Cette logique de porte demeure valable avec les moyens de transport contemporains. Il faut s’éloigner des limites de Metz métropole pour trouver les lieux qui matérialisent ces portes d’entrée sur le territoire.

Le TGV fréquente la gare de Metz bien sûr, visible sur l’image au niveau de la largeur maximale des voies ferrées, avec son parking à ciel ouvert. Mais pour se connecter à une ligne grande vitesse, le TGV doit parcourir une vingtaine de km. La gare TGV Lorraine, localisée entre Metz et Nancy, hors champ de l’image, propose une navette bus pour relier Metz en une trentaine de minutes. Les premiers bilans effectués sont souvent sévères : la Cour des comptes indique ainsi que depuis l’ouverture de la LGV Est en 2007, la Lorraine a vu son taux d’emploi diminuer de 5 %. Sans compter les critiques adressées aux « gares betteraves », construites au milieu des champs et mal connectées avec le reste du territoire, qui visent souvent la gare de Picardie mais qui correspond également en partie au moins à la réalité de la « gare de Louvigny ». Car si la gare Lorraine TGV est située à Louvigny, le débat n’a jamais été refermé sur une possible deuxième gare ou un déménagement de la gare existante plus à l’ouest, pour faciliter les interconnexions avec la ligne nord-sud des TER.
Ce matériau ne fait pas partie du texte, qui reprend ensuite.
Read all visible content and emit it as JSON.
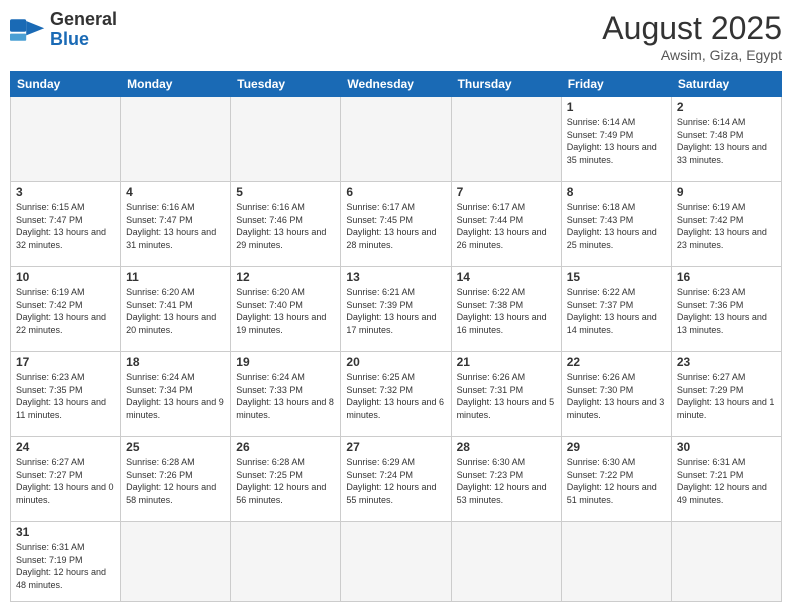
{
  "header": {
    "logo_general": "General",
    "logo_blue": "Blue",
    "title_month": "August 2025",
    "title_location": "Awsim, Giza, Egypt"
  },
  "weekdays": [
    "Sunday",
    "Monday",
    "Tuesday",
    "Wednesday",
    "Thursday",
    "Friday",
    "Saturday"
  ],
  "weeks": [
    [
      {
        "day": "",
        "info": ""
      },
      {
        "day": "",
        "info": ""
      },
      {
        "day": "",
        "info": ""
      },
      {
        "day": "",
        "info": ""
      },
      {
        "day": "",
        "info": ""
      },
      {
        "day": "1",
        "info": "Sunrise: 6:14 AM\nSunset: 7:49 PM\nDaylight: 13 hours and 35 minutes."
      },
      {
        "day": "2",
        "info": "Sunrise: 6:14 AM\nSunset: 7:48 PM\nDaylight: 13 hours and 33 minutes."
      }
    ],
    [
      {
        "day": "3",
        "info": "Sunrise: 6:15 AM\nSunset: 7:47 PM\nDaylight: 13 hours and 32 minutes."
      },
      {
        "day": "4",
        "info": "Sunrise: 6:16 AM\nSunset: 7:47 PM\nDaylight: 13 hours and 31 minutes."
      },
      {
        "day": "5",
        "info": "Sunrise: 6:16 AM\nSunset: 7:46 PM\nDaylight: 13 hours and 29 minutes."
      },
      {
        "day": "6",
        "info": "Sunrise: 6:17 AM\nSunset: 7:45 PM\nDaylight: 13 hours and 28 minutes."
      },
      {
        "day": "7",
        "info": "Sunrise: 6:17 AM\nSunset: 7:44 PM\nDaylight: 13 hours and 26 minutes."
      },
      {
        "day": "8",
        "info": "Sunrise: 6:18 AM\nSunset: 7:43 PM\nDaylight: 13 hours and 25 minutes."
      },
      {
        "day": "9",
        "info": "Sunrise: 6:19 AM\nSunset: 7:42 PM\nDaylight: 13 hours and 23 minutes."
      }
    ],
    [
      {
        "day": "10",
        "info": "Sunrise: 6:19 AM\nSunset: 7:42 PM\nDaylight: 13 hours and 22 minutes."
      },
      {
        "day": "11",
        "info": "Sunrise: 6:20 AM\nSunset: 7:41 PM\nDaylight: 13 hours and 20 minutes."
      },
      {
        "day": "12",
        "info": "Sunrise: 6:20 AM\nSunset: 7:40 PM\nDaylight: 13 hours and 19 minutes."
      },
      {
        "day": "13",
        "info": "Sunrise: 6:21 AM\nSunset: 7:39 PM\nDaylight: 13 hours and 17 minutes."
      },
      {
        "day": "14",
        "info": "Sunrise: 6:22 AM\nSunset: 7:38 PM\nDaylight: 13 hours and 16 minutes."
      },
      {
        "day": "15",
        "info": "Sunrise: 6:22 AM\nSunset: 7:37 PM\nDaylight: 13 hours and 14 minutes."
      },
      {
        "day": "16",
        "info": "Sunrise: 6:23 AM\nSunset: 7:36 PM\nDaylight: 13 hours and 13 minutes."
      }
    ],
    [
      {
        "day": "17",
        "info": "Sunrise: 6:23 AM\nSunset: 7:35 PM\nDaylight: 13 hours and 11 minutes."
      },
      {
        "day": "18",
        "info": "Sunrise: 6:24 AM\nSunset: 7:34 PM\nDaylight: 13 hours and 9 minutes."
      },
      {
        "day": "19",
        "info": "Sunrise: 6:24 AM\nSunset: 7:33 PM\nDaylight: 13 hours and 8 minutes."
      },
      {
        "day": "20",
        "info": "Sunrise: 6:25 AM\nSunset: 7:32 PM\nDaylight: 13 hours and 6 minutes."
      },
      {
        "day": "21",
        "info": "Sunrise: 6:26 AM\nSunset: 7:31 PM\nDaylight: 13 hours and 5 minutes."
      },
      {
        "day": "22",
        "info": "Sunrise: 6:26 AM\nSunset: 7:30 PM\nDaylight: 13 hours and 3 minutes."
      },
      {
        "day": "23",
        "info": "Sunrise: 6:27 AM\nSunset: 7:29 PM\nDaylight: 13 hours and 1 minute."
      }
    ],
    [
      {
        "day": "24",
        "info": "Sunrise: 6:27 AM\nSunset: 7:27 PM\nDaylight: 13 hours and 0 minutes."
      },
      {
        "day": "25",
        "info": "Sunrise: 6:28 AM\nSunset: 7:26 PM\nDaylight: 12 hours and 58 minutes."
      },
      {
        "day": "26",
        "info": "Sunrise: 6:28 AM\nSunset: 7:25 PM\nDaylight: 12 hours and 56 minutes."
      },
      {
        "day": "27",
        "info": "Sunrise: 6:29 AM\nSunset: 7:24 PM\nDaylight: 12 hours and 55 minutes."
      },
      {
        "day": "28",
        "info": "Sunrise: 6:30 AM\nSunset: 7:23 PM\nDaylight: 12 hours and 53 minutes."
      },
      {
        "day": "29",
        "info": "Sunrise: 6:30 AM\nSunset: 7:22 PM\nDaylight: 12 hours and 51 minutes."
      },
      {
        "day": "30",
        "info": "Sunrise: 6:31 AM\nSunset: 7:21 PM\nDaylight: 12 hours and 49 minutes."
      }
    ],
    [
      {
        "day": "31",
        "info": "Sunrise: 6:31 AM\nSunset: 7:19 PM\nDaylight: 12 hours and 48 minutes."
      },
      {
        "day": "",
        "info": ""
      },
      {
        "day": "",
        "info": ""
      },
      {
        "day": "",
        "info": ""
      },
      {
        "day": "",
        "info": ""
      },
      {
        "day": "",
        "info": ""
      },
      {
        "day": "",
        "info": ""
      }
    ]
  ]
}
Quant à « l’aéroport de Metz », il a longtemps été localisé sur la base aérienne (BA 128) de Metz-Frescaty, qui fut d’abord une base militaire. On la distingue encore nettement à l’extrémité sud-ouest de l’agglomération. Fermée en 2012, le seul aéroport des messins se situe désormais plus au sud, hors de l’image. Il s’agit de Lorraine Airport qui sort d’une période de stagnation voire de baisse de son trafic. En 2018, le trafic reprend à la hausse (+14 %) grâce à de nouveaux « vols vacances » durant la période estivale. Le réseau que tisse la métropole avec des destinations étrangères est donc un réseau de proximité et en archipel au gré des opportunités des compagnies aériennes, mais aussi des besoins de populations installées localement mais qui conservent des liens avec leur pays d’origine (Algérie, Maroc). En revanche les chiffres sur les vols intérieurs demeurent très modestes, également par la concurrence du TGV sur ce niveau de distances, en dehors des vols vers Nice, Marseille ou Toulouse. Mais Lorraine Airport subit aussi la concurrence de l’aéroport international de Luxembourg, la véritable porte des lorrains vers l’international, qui compte 3,6 millions de passagers annuels, soit 13 fois plus que son homologue lorrain.

C’est dans le quartier de Queuleu (au nord-est du fort du même nom, visible par sa couverture végétale) que se situe le centre de rétention administrative (CRA) de Metz, porte vers l’Europe pour des étrangers sous le coup d’un arrêté à la frontière. Il forme, avec la maison d’arrêt de Metz qui lui est contiguë, un imposant « no man’s land » sécuritaire dont la singularité n’a pas échappé au Contrôleur général des lieux de privation de liberté. Avec une capacité de 98 places, le CRA de Moselle fait partie des structures les plus importantes et accueille principalement des familles nord-africaines, d’Europe de l’Est et de Turquie, mais aussi des Indiens et même des Chinois. Le CRA doit aussi son importance à la situation de Metz désignée en 2015 comme « guichet unique » des demandeurs d’asile pour toute la Lorraine.

  • Economie numérique, métropolisation et nouveaux équipements


La dernière porte constituée ouvre sur le monde, et elle relève de l’économie numérique.  Le nouveau data center explore l’histoire ancienne de Metz par son nom : Advanced MedioMatrix.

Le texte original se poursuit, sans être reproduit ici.